Navegar pelas complexidades das inaugurações e licitações durante o período eleitoral requer um equilíbrio delicado entre a continuidade da administração pública e o respeito às restrições legais. Embora existam limitações significativas, especialmente no que diz respeito às inaugurações e à publicidade, é importante ressaltar que as licitações podem e devem continuar durante este período.
A chave para uma gestão bem-sucedida durante o período eleitoral está no planejamento antecipado, na transparência reforçada, na impessoalidade das ações e na estrita observância da legislação. Os gestores públicos devem estar preparados para um escrutínio mais intenso de suas ações, mantendo sempre o foco no interesse público e na continuidade dos serviços essenciais.

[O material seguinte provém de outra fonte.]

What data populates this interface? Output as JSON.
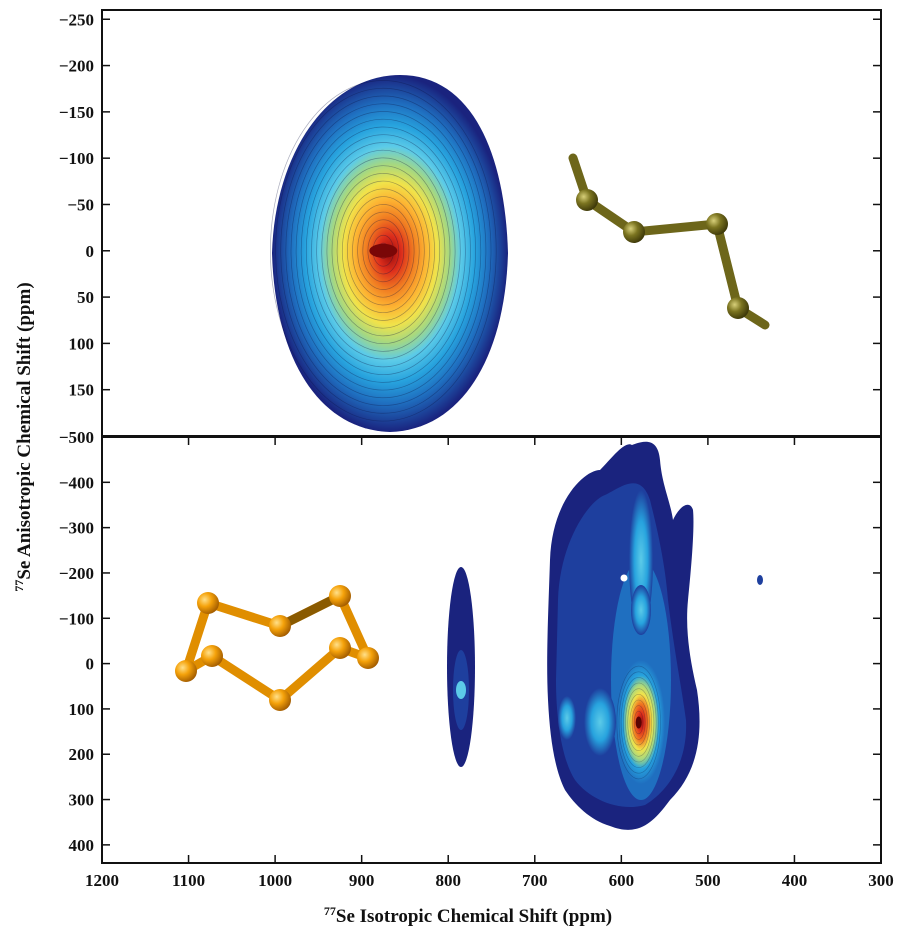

É crucial que todos os envolvidos nos processos de contratação pública – gestores, servidores, fornecedores e cidadãos – compreendam as regras específicas do período eleitoral. Isso não apenas garante a conformidade legal, mas também contribui para a integridade do processo democrático e para a manutenção da confiança pública nas instituições.
Por fim, é importante lembrar que o período eleitoral, embora desafiador, é temporário. As práticas de boa governança, transparência e eficiência na gestão pública devem ser constantes, transcendendo períodos eleitorais e contribuindo para uma administração pública mais eficaz e responsiva às necessidades da sociedade.